By Bob Jamison

          That has to be far from the truth! If history is dull it is the fault of the procedure to learn. Teachers who excel in teaching history, in my opinion, do so by the story that was created. Dates, names and locations that are required to be memorized are like a tailless monkey swinging from the trees. It would seem if the story is interesting and exciting as most historical feats are, then the student will naturally want to learn when and why their hero died, won or survived.

          The ability to tell a story from an interesting slant is several clicks above a boring lecture of statistical facts. All those details become a quick cure for insomnia in the class room. Many students from middle school to post graduate college students, if offered the opportunity, will design their assignments to avoid history in most cases for that very reason.

          On the other hand, astute teachers can take most any event in history and turn it into a story that can brighten the day for a student. Why, because those events that have been memorialized over the ages were absolutely true for the most part and are amazingly interesting.

          As an example: An event near our home happened during the Civil War right over in Sabine Pass just south of Port Arthur, Texas. An Irishman named Dick Dowling and his small group with cannonade stopped the Union ships dead in the water and became instant heroes in these parts. Most young people have visited this very spot and never realized what happened until they heard this story.

          Within the sound of the Twin Sister Cannon at San Jacinto in the famous battle that won the independence for Texas from Mexico, could have been heard from right where we are. The details are as exciting as the patriots winning the battle of Trenton, NJ against great odds of the British encampment. In other words, history has to be personal in a way.

          Of course, all realize that our teachers have guide lines that include certain requirements that might appear in the usual examination process. This doesn’t mean it should be circumvented nor be sacrificed in the art of telling the story.

          A change of the scene in the classroom is also something that is often overlooked. There are subjects as near as the telephone book in your own community. For instance, there are some veterans that might be pleased to give a first hand account of that historic battle on D-Day that led to the liberation of Europe or others.

          An inside look of the goings on or past events of NASA could be available through their public relations department.
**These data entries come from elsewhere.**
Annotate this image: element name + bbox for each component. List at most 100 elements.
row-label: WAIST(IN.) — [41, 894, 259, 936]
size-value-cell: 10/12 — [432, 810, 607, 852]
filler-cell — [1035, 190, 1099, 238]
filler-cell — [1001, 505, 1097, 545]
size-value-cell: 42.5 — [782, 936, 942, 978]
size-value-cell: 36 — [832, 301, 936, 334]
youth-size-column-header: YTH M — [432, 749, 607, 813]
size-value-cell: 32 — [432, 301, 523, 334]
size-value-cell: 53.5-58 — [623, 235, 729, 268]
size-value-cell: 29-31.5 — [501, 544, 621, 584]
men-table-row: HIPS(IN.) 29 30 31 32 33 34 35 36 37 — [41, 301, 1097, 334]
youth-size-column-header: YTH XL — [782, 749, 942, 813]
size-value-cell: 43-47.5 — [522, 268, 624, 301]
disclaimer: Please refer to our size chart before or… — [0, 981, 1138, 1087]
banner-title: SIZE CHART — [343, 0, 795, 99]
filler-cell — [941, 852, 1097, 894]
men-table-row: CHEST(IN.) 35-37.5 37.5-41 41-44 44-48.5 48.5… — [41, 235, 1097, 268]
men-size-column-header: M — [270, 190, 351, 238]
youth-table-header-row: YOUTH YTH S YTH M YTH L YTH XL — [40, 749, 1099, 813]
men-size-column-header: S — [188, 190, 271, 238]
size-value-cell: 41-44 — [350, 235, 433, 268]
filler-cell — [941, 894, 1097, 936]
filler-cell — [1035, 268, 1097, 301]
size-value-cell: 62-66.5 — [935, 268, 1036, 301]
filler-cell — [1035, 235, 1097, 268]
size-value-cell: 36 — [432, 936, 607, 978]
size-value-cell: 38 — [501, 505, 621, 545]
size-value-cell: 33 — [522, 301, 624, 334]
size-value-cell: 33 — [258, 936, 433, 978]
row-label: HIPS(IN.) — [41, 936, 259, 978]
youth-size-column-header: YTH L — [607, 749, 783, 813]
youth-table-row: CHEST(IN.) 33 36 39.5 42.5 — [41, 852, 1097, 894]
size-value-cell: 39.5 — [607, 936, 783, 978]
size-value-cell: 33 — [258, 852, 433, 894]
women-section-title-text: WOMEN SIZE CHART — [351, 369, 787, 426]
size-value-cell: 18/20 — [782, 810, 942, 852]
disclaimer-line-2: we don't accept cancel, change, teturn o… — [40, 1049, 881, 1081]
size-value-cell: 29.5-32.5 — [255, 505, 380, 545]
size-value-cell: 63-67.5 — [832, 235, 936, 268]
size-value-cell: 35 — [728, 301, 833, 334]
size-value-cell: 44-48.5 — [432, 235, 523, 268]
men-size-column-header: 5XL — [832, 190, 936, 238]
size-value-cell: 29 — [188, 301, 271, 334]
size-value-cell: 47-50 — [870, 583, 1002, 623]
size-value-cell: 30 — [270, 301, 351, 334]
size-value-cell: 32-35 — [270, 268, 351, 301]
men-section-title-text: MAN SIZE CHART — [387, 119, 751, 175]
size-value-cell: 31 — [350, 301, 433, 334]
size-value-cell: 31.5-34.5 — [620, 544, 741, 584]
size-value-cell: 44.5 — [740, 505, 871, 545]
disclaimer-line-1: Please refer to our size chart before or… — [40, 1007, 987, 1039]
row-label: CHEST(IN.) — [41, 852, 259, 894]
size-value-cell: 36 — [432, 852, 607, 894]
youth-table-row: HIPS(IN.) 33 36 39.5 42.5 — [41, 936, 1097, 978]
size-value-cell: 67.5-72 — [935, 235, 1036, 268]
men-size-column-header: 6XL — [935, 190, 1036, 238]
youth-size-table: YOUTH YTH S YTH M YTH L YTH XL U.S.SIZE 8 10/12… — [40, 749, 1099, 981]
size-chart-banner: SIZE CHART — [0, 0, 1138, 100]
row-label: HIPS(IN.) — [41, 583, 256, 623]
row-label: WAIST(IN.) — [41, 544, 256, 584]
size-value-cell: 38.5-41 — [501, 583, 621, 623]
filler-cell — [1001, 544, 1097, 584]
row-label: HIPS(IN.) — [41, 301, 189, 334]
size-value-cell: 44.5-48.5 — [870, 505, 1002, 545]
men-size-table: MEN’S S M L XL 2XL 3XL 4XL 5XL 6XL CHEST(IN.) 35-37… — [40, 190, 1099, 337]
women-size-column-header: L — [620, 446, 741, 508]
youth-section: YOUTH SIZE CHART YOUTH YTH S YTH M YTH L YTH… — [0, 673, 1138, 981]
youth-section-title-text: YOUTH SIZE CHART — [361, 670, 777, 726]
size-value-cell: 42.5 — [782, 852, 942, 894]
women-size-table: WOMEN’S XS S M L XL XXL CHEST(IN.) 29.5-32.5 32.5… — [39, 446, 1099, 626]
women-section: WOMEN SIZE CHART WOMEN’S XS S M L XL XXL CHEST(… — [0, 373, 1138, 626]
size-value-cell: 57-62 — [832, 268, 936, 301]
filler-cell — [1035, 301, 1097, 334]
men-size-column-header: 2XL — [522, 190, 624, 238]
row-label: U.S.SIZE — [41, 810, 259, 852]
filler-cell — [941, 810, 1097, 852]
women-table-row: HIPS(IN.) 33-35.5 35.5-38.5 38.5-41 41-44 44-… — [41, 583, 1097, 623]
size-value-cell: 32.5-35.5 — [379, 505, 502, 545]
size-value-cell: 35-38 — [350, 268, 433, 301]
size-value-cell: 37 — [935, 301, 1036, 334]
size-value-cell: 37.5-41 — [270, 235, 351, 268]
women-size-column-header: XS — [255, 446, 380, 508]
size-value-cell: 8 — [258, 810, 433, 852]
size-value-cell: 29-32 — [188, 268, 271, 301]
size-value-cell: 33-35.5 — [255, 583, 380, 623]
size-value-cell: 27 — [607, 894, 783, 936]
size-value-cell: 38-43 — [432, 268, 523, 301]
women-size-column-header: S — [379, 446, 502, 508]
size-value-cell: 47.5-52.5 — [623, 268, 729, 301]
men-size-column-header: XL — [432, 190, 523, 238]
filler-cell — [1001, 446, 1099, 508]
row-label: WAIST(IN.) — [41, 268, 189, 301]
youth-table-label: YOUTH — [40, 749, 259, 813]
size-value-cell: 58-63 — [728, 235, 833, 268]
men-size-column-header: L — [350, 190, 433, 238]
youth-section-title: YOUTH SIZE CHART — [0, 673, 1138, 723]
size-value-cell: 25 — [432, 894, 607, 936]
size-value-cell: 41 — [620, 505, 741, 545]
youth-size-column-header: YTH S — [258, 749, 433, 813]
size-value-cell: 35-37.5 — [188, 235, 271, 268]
Videos of those events are also available with actual views of drama that certainly made history and made history interesting.

          Sure, it is a challenge and our teachers of today are the very ones that can carry the messages to their students in a manner that will cause comments such as, “I never thought history was so interesting; now it’s my favorite subject.” This in itself is the gratification a good teacher will cherish.

          One of the most famous orators of all time was Patrick Henry who once said, “My path of the future is lighted by the lamp of the past.”

          As in the old hymn, “I love to tell the story, ‘twill be my theme in Glory” is the type feeling when you tell the story that just might someday change a young person’s dream to emulate meaningful personalities of our forefathers. It’s certainly worth a try.